My erstwhile alma mater Trent University is the subject of a news weblog that purports to “advocate for accountability and transparency in university governance.” Things were so much simplet back in the 1980s when the issues of the day were things like renaming the “Bata” library the “Biko” library.
It has been twenty years since 1985. During that year, I:
- Bought my first PC.
- Borrowed a carbon monoxide tester from the Ontario Ministry of Environment.
- Graduated from high school.
- Went on my first real date.
- Turned 19 years old.
- Decided not to become an aerospace engineer.
- Decided to go to Trent University.
- Worked the summer at the Royal Ontario Museum and for John Traill at Athenians.
- Took a course in beginner’s Greek at the University of Toronto.
- Ate lunch almost every summer day at Bogey’s Sandwich Shop on Bloor St.
- Ate a lot of ice cream from Greg’s, next door to Bogey’s.
- Could ride the TTC for 35 cents with my student card.
- Had a two-month long argument with my dad.
- Moved out of my parents house and went to Trent University.
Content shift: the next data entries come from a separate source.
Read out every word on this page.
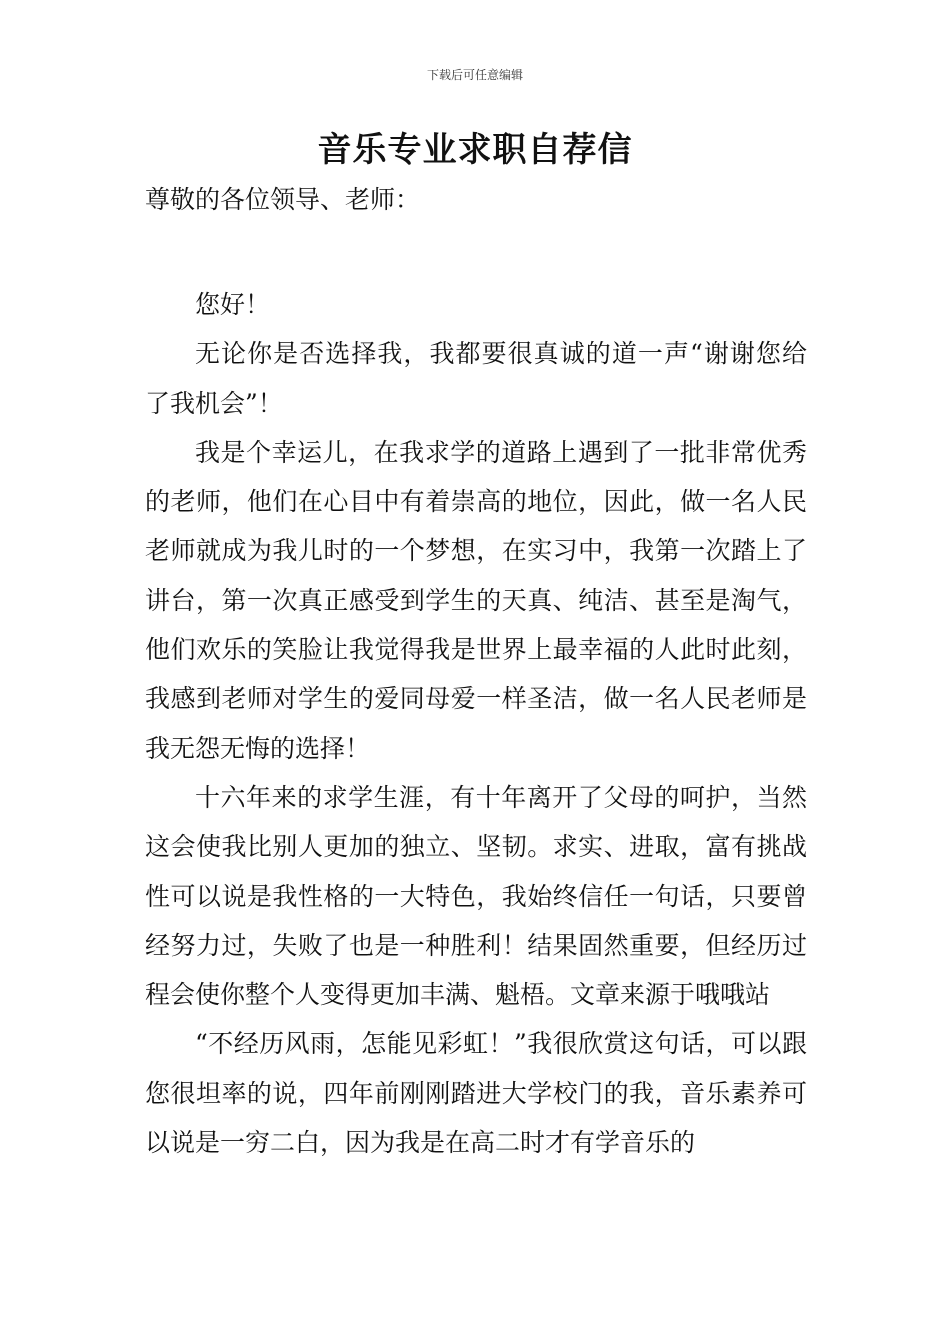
下载后可任意编辑
音乐专业求职自荐信
尊敬的各位领导、老师：

您好！

无论你是否选择我，我都要很真诚的道一声“谢谢您给了我机会”！

我是个幸运儿，在我求学的道路上遇到了一批非常优秀的老师，他们在心目中有着崇高的地位，因此，做一名人民老师就成为我儿时的一个梦想，在实习中，我第一次踏上了讲台，第一次真正感受到学生的天真、纯洁、甚至是淘气，他们欢乐的笑脸让我觉得我是世界上最幸福的人此时此刻，我感到老师对学生的爱同母爱一样圣洁，做一名人民老师是我无怨无悔的选择！

十六年来的求学生涯，有十年离开了父母的呵护，当然这会使我比别人更加的独立、坚韧。求实、进取，富有挑战性可以说是我性格的一大特色，我始终信任一句话，只要曾经努力过，失败了也是一种胜利！结果固然重要，但经历过程会使你整个人变得更加丰满、魁梧。文章来源于哦哦站

“不经历风雨，怎能见彩虹！”我很欣赏这句话，可以跟您很坦率的说，四年前刚刚踏进大学校门的我，音乐素养可以说是一穷二白，因为我是在高二时才有学音乐的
- Made my first radio programme.
- Was published in a newspaper for the first time (a review of Ernie’s Barber Shop in Arthur)
- Met my friends Lisa Howard, John Muir, Stephen Badhwar and Patrick Gracey, all of whom I’m in touch with to this day (I’d already known my friend Oliver — wee’s namesake — for a year).
- Took a reading course from newly-minted professor Stephen Regoczei in “Natural Language Understanding by Computers.” I don’t believe we actually talked about that at all. Stephen is still a good friend.
- Watched a lot of Hill Street Blues on television.
- Still hadn’t ever taken a drink or kissed a girl (although Nancy Robinson did hug me during a thunder storm, but that was in 1975).
In the intervening twenty years, I’ve had half a dozen ill-fated relationships and one very good one (it’s still going strong).
Among other things, I’ve worked in a motorhome factory as a computer operator, as a au pair in El Paso, in a Minute Maid orange juice factory as a data entry clerk, and in a daily newspaper composing room. I’ve written hundreds of thousands of lines of computer code, and designed hundreds of posters and brochures.
I acquired and then gave up a beautiful, spirited lab-spaniel cross named Penny. I’ve traveled to every Canadian province and to South Korea, Germany, the Czech Republic, Japan, Thailand, Spain, England, Slovenia, Croatia, Italy and, innumerable times, the USA. I lived in Ontario, Quebec, Texas and finally here in Prince Edward Island.
One friend was murdered, two overdosed on heroin. All four of my grandparents died.
I was interogated once by the police, committed one act of civil disobedience, and sat in on one cabinet meeting.
I was stopped by the police for illegally kissing Catherine in a car on the side of the highway.
I began eating yogurt and sushi.
And had a son.
In twenty years I’ll be on the cusp of 60.